In Hot Water
It was one of those weekends when everything I tried to get done somehow came undone. I must have been ranting and raving, possibly even cursing, when I heard Pam come up behind me and say, "We'd better get you to the sanitarium."
At first I thought she meant it as a sort of euphemism, a soft way of saying I think you're acting crazy. That was, however, not the case. When I put my tools away and came in to wash up, I found my suitcase packed, waiting beside the front door.
"What's up with the suitcase?" I asked.
"I told you, we're going to the sanitarium," she replied, with a twinkle in her eye.
That night I slept fitfully. I remembered reading about wives at the turn of the century, how their husbands put them away, especially if they were unmanageable or outspoken. The relatives and neighbors were told the dear little Mrs. had gone for a rest in the country. What would people be told if I disappeared? After all, I already live in the country.
On Monday morning we woke to a skiff of snow on the ground, drove three hours over Lizard Head Pass, across the Dallas Divide, and into the town of Ouray. I felt refreshed by the drive through the mountains, escaping my routine chores. As Pam explained that morning, our destination was the Box Canyon Lodge, but back in 1925 the property had been known as The Cogar Sanitarium, a place where ailing people sought the healing and restorative powers of the natural hot springs.
"Did you really think I'd have you committed?"
"Oh no," I replied, "a straight jacket is impossible to get fastened while wearing a seat belt."
Late in the afternoon, after checking in, attired in swimming suits, we climbed the cold stairway where four terraced platforms served as landings for each tub. Each tub capped by a metal cover had steam escaping from around its edges, suggesting we were about to step into a boiling cauldron. We lifted the cover and climbed in, lowering ourselves into the water until we released simultaneous sighs.

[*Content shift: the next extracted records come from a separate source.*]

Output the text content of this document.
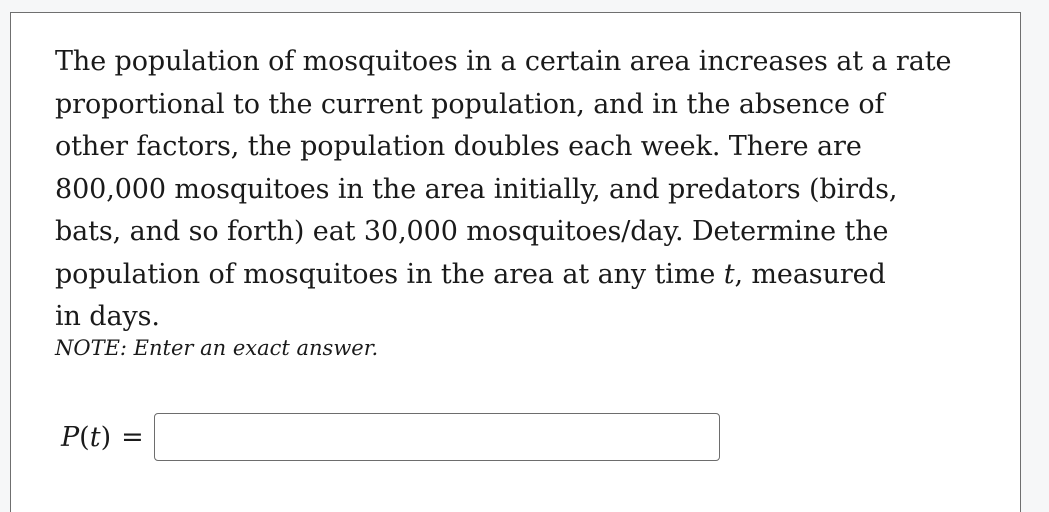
The population of mosquitoes in a certain area increases at a rate
proportional to the current population, and in the absence of
other factors, the population doubles each week. There are
800,000 mosquitoes in the area initially, and predators (birds,
bats, and so forth) eat 30,000 mosquitoes/day. Determine the
population of mosquitoes in the area at any time t, measured
in days.
NOTE: Enter an exact answer.
P(t) =
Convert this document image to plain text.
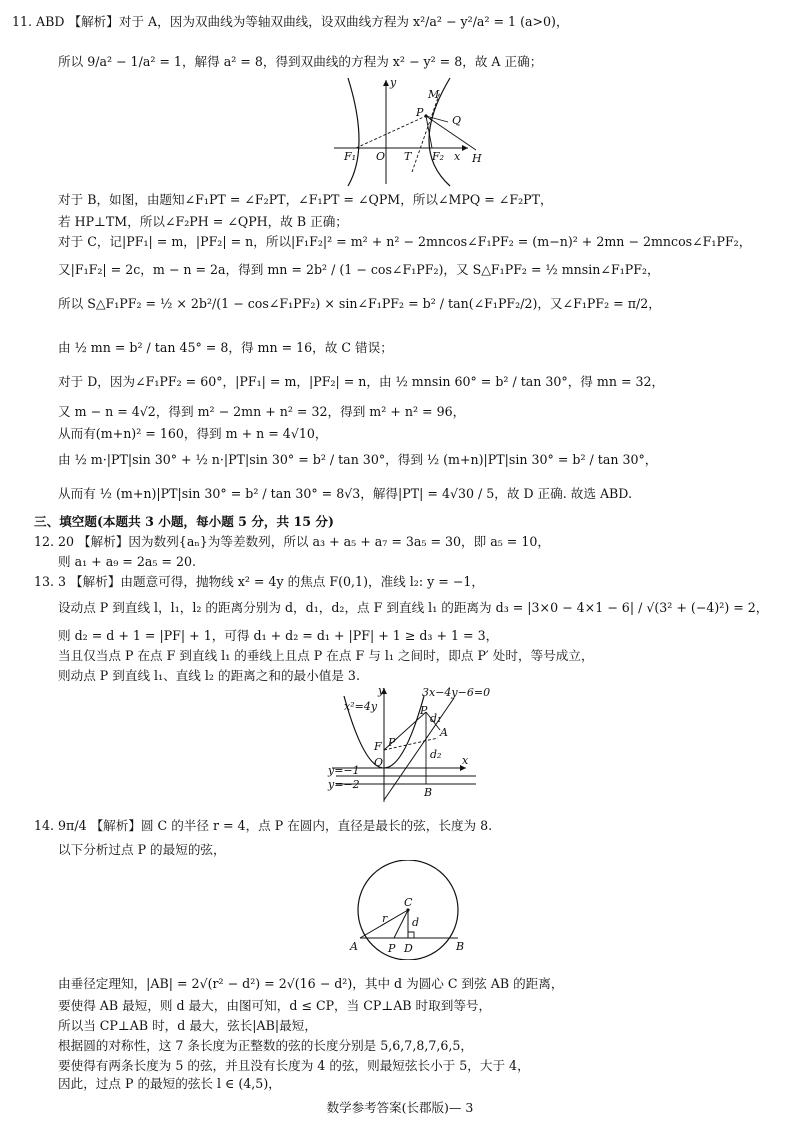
11. ABD 【解析】对于 A，因为双曲线为等轴双曲线，设双曲线方程为 x²/a² − y²/a² = 1 (a>0)，
所以 9/a² − 1/a² = 1，解得 a² = 8，得到双曲线的方程为 x² − y² = 8，故 A 正确；
y
M
P
Q
F₁ O T F₂ x H
对于 B，如图，由题知∠F₁PT = ∠F₂PT，∠F₁PT = ∠QPM，所以∠MPQ = ∠F₂PT，
若 HP⊥TM，所以∠F₂PH = ∠QPH，故 B 正确；
对于 C，记|PF₁| = m，|PF₂| = n，所以|F₁F₂|² = m² + n² − 2mncos∠F₁PF₂ = (m−n)² + 2mn − 2mncos∠F₁PF₂，
又|F₁F₂| = 2c，m − n = 2a，得到 mn = 2b² / (1 − cos∠F₁PF₂)，又 S△F₁PF₂ = ½ mnsin∠F₁PF₂，
所以 S△F₁PF₂ = ½ × 2b²/(1 − cos∠F₁PF₂) × sin∠F₁PF₂ = b² / tan(∠F₁PF₂/2)，又∠F₁PF₂ = π/2，
由 ½ mn = b² / tan 45° = 8，得 mn = 16，故 C 错误；
对于 D，因为∠F₁PF₂ = 60°，|PF₁| = m，|PF₂| = n，由 ½ mnsin 60° = b² / tan 30°，得 mn = 32，
又 m − n = 4√2，得到 m² − 2mn + n² = 32，得到 m² + n² = 96，
从而有(m+n)² = 160，得到 m + n = 4√10，
由 ½ m·|PT|sin 30° + ½ n·|PT|sin 30° = b² / tan 30°，得到 ½ (m+n)|PT|sin 30° = b² / tan 30°，
从而有 ½ (m+n)|PT|sin 30° = b² / tan 30° = 8√3，解得|PT| = 4√30 / 5，故 D 正确. 故选 ABD.
三、填空题(本题共 3 小题，每小题 5 分，共 15 分)
12. 20 【解析】因为数列{aₙ}为等差数列，所以 a₃ + a₅ + a₇ = 3a₅ = 30，即 a₅ = 10，
则 a₁ + a₉ = 2a₅ = 20.
13. 3 【解析】由题意可得，抛物线 x² = 4y 的焦点 F(0,1)，准线 l₂: y = −1，
设动点 P 到直线 l，l₁，l₂ 的距离分别为 d，d₁，d₂，点 F 到直线 l₁ 的距离为 d₃ = |3×0 − 4×1 − 6| / √(3² + (−4)²) = 2，
则 d₂ = d + 1 = |PF| + 1，可得 d₁ + d₂ = d₁ + |PF| + 1 ≥ d₃ + 1 = 3，
当且仅当点 P 在点 F 到直线 l₁ 的垂线上且点 P 在点 F 与 l₁ 之间时，即点 P′ 处时，等号成立，
则动点 P 到直线 l₁、直线 l₂ 的距离之和的最小值是 3.
y	3x−4y−6=0
x²=4y	P
d₁
A
F P′
O
d₂ x
y=−1
y=−2
B
14. 9π/4 【解析】圆 C 的半径 r = 4，点 P 在圆内，直径是最长的弦，长度为 8.
以下分析过点 P 的最短的弦，
C
r d
A	P D	B
由垂径定理知，|AB| = 2√(r² − d²) = 2√(16 − d²)，其中 d 为圆心 C 到弦 AB 的距离，
要使得 AB 最短，则 d 最大，由图可知，d ≤ CP，当 CP⊥AB 时取到等号，
所以当 CP⊥AB 时，d 最大，弦长|AB|最短，
根据圆的对称性，这 7 条长度为正整数的弦的长度分别是 5,6,7,8,7,6,5，
要使得有两条长度为 5 的弦，并且没有长度为 4 的弦，则最短弦长小于 5，大于 4，
因此，过点 P 的最短的弦长 l ∈ (4,5)，
数学参考答案(长郡版)— 3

On the slope that continues to rise behind the tubs, steam continuously escapes from a rock outcropping - the source of the hot spring water. So much a source, in fact, that the entire lodge is heated by geothermal. Both room and domestic water heating. Water coming out of the ground at 140 degrees Fahrenheit, cooled to a comfortable 105 degrees for the hot tubs. Politically speaking, this is a location where green is hot.
We'd been soaking for only 10 minutes when Pam nudged me out of my reverie and pointed up the hill to a trail not 50 yards away. A deer nosed its way along the path, oblivious of our presence, grazing. Close behind, two young ones followed her lead. It was almost a perfect scene, until a stout and cautious 8-point buck brought up the rear of the deer family outing. Then it was perfect. They all stood together. We stared.
After another 20 minutes Pam leaned toward me, showed me her hands, and whispered: "I'm turning into a prune." We stood slowly and the scene dissolved.
I went back to soak by myself after dark. When I stepped out of the room in my wet swimming suit, it was snowing. Big heavy flakes. I climbed to the tub at the top of the stairs so I could look down on the town. Far above a full moon wrestled with a bank of heavy clouds. Eventually it got swallowed, but the struggle was beautiful. I soaked in the tub, my head covered by snowflakes, thinking about all the trouble I made for myself on the weekend.
Then I howled like a coyote, so that my voice pierced the falling snow and ricocheted off the mountain walls. I know I should have stayed quiet - people may have been trying to sleep - but sometimes you can't help acting a little crazy.
Hot water finds writer David Feela wherever he goes, which is how he finds a wrinkle in every adventure.